Reviewed by Dennis Schwartz

Paul Mazursky (“Blume in Love”/”Moscow on the Hudson”/”Scenes from a Mall”) is the writer and director of this outdated romantic comedy that caught the feminist movement of the 1970s taking hold in the urban areas. But looking at it today, it only has superficial insights into the new women’s movement but nevertheless still presents a credible single scene.

Happily married part-time SoHo art gallery worker Erica Benton (Jill Clayburgh) while walking after lunch in the street with her stockbroker husband, Marty (Michael Murphy), finds that he suddenly stops to bawl and then tells her that he met a younger school teacher in Bloomingdale’s and is going to live with her. Erica bounces off a sharp retort: “Is she a good lay?” and then throws up in the garbage can when alone. She’s now an unmarried woman, and has a hostility for all men. This breakup stuns her group of gossipy loyal girlfriends—Elaine (Kelly Bishop), an embittered divorcée who distrusts all men; Jeanette (Linda Miller), a middle-aged divorcée who is having an affair with a 19-year-old still living at home; and Sue (Patricia Quinn), who settled for a compromised marriage as better than no marriage. The girls meet regularly over cocktails for frank discussions at an upscale bar. The split also upsets Erica’s testy 15-year-old daughter Patti (Lisa Lucas), who is in a relationship with nice high school boy Phil.

A depressed Erica gets irate over a pass from her family physician (Daniel Seltzer) and a bad experience from a blind luncheon date (Andrew Duncan), and consults analyst Tanya (Penelope Russianoff). The therapist advises she keep herself open to relationships with men. Following that suggestion to the letter and horny for sex, Erica has a one-night stand with smutty artist Charlie (Cliff Gorman), someone from the gallery who has been trying to get her in the sack for a long time. Erica can dig the sex, but finds nothing else to recommend about Charlie. She then begins a romance with the divorced successful English artist Saul Kaplan (Alan Bates), the only guy she’s met who isn’t a jerk. The two get on well but they each have their own agenda for the relationship that leaves things hanging for the two independent souls who separate for the summer, as he treks off alone to Vermont and she takes a new apartment near the gallery.

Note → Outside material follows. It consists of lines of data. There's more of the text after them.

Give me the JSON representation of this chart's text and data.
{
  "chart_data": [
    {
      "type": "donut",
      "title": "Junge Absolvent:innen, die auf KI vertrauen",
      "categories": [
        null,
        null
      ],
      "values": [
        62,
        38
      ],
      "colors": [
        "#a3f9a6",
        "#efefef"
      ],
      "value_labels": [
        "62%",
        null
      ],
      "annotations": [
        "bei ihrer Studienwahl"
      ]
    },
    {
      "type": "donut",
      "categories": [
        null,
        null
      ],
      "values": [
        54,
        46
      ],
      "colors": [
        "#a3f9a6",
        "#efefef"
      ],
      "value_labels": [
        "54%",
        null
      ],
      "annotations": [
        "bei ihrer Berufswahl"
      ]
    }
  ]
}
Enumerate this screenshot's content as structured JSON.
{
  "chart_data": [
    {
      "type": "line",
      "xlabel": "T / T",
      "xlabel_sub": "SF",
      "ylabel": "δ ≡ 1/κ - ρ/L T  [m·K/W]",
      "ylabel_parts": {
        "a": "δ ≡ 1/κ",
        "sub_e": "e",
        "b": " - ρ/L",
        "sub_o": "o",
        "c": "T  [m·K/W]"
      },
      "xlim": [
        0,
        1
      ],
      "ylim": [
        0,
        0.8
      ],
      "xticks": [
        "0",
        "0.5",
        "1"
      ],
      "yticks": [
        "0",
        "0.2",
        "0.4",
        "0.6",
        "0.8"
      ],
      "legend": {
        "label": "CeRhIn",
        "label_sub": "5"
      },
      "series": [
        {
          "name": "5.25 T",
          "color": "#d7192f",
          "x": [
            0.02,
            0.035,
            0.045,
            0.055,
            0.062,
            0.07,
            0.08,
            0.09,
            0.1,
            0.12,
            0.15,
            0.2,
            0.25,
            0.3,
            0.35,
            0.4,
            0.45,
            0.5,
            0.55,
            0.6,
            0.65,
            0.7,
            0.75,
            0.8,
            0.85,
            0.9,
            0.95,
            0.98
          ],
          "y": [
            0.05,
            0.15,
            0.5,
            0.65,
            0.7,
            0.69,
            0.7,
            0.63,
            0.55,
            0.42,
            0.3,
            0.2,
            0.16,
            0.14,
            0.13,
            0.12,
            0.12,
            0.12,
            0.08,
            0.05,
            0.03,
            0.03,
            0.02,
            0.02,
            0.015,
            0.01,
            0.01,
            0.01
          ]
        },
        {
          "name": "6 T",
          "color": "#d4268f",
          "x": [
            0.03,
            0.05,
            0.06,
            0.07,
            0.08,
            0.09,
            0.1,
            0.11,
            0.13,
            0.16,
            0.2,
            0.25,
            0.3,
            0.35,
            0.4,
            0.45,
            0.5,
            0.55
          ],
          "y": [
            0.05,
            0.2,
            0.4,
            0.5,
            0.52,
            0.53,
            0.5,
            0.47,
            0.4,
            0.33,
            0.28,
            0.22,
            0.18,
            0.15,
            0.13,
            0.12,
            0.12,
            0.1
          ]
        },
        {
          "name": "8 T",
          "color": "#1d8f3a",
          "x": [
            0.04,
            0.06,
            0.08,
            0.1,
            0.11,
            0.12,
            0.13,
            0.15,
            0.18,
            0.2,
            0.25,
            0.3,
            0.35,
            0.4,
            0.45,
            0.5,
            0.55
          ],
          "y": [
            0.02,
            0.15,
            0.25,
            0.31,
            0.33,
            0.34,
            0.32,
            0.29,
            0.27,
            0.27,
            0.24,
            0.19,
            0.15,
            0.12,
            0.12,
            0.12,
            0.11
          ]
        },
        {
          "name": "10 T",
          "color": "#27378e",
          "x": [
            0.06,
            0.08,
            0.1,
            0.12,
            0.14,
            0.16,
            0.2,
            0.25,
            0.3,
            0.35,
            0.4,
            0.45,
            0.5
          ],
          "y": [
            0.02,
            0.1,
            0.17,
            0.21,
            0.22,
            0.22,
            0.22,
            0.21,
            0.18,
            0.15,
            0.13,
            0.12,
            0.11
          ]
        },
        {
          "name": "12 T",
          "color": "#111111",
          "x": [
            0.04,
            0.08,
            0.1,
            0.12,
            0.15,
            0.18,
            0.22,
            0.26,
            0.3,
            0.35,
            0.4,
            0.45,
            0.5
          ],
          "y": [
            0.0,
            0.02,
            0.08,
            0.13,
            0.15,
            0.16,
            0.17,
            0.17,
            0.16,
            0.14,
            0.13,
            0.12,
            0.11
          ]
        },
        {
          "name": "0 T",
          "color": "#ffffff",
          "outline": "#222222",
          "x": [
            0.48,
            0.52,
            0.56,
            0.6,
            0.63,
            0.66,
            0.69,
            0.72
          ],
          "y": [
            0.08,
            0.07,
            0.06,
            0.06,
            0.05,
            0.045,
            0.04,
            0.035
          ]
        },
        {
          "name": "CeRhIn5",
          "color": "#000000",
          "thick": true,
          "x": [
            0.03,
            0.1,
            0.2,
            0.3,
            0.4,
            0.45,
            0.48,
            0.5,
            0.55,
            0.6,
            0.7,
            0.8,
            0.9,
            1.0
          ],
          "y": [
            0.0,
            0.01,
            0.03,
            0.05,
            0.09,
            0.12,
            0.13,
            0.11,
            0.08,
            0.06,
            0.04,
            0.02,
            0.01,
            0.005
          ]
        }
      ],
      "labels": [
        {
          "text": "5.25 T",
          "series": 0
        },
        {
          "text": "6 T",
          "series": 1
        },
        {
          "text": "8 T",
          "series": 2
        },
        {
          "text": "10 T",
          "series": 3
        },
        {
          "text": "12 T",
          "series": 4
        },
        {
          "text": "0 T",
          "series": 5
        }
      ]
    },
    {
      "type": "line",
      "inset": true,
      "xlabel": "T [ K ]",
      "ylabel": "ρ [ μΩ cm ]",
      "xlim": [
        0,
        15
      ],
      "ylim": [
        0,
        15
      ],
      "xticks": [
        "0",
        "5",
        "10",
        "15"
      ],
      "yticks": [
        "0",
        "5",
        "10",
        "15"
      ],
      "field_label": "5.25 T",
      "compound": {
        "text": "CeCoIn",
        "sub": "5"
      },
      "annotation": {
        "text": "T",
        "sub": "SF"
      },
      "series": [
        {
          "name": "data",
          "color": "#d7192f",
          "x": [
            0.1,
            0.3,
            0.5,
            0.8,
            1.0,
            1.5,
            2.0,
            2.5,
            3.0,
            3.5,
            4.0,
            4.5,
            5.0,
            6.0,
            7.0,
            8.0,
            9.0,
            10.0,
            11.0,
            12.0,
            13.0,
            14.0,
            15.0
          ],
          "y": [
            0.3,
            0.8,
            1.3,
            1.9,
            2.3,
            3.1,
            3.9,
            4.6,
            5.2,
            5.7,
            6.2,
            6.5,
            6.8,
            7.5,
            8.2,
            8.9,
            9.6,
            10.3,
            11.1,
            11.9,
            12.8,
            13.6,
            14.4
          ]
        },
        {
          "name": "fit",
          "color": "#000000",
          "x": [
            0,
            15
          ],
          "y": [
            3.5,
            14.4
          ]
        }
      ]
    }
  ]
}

New York City and its artist loft scene is used very effectively for mood and atmosphere, and the performances by the entire cast are exceptional. It’s difficult to make relationship films that don’t slide into clichéd sitcom material, and to Mazursky’s credit he’s able to keep his characters real and the situation, though banal, also feels real. Even if the Clayburgh character is rich, healthy, attractive, smart, and has supportive friends, when she’s on her own it’s still a tough scene for a single woman to overcome and this film proves that is so despite the new type of feminism in the air giving women more choices and freedom.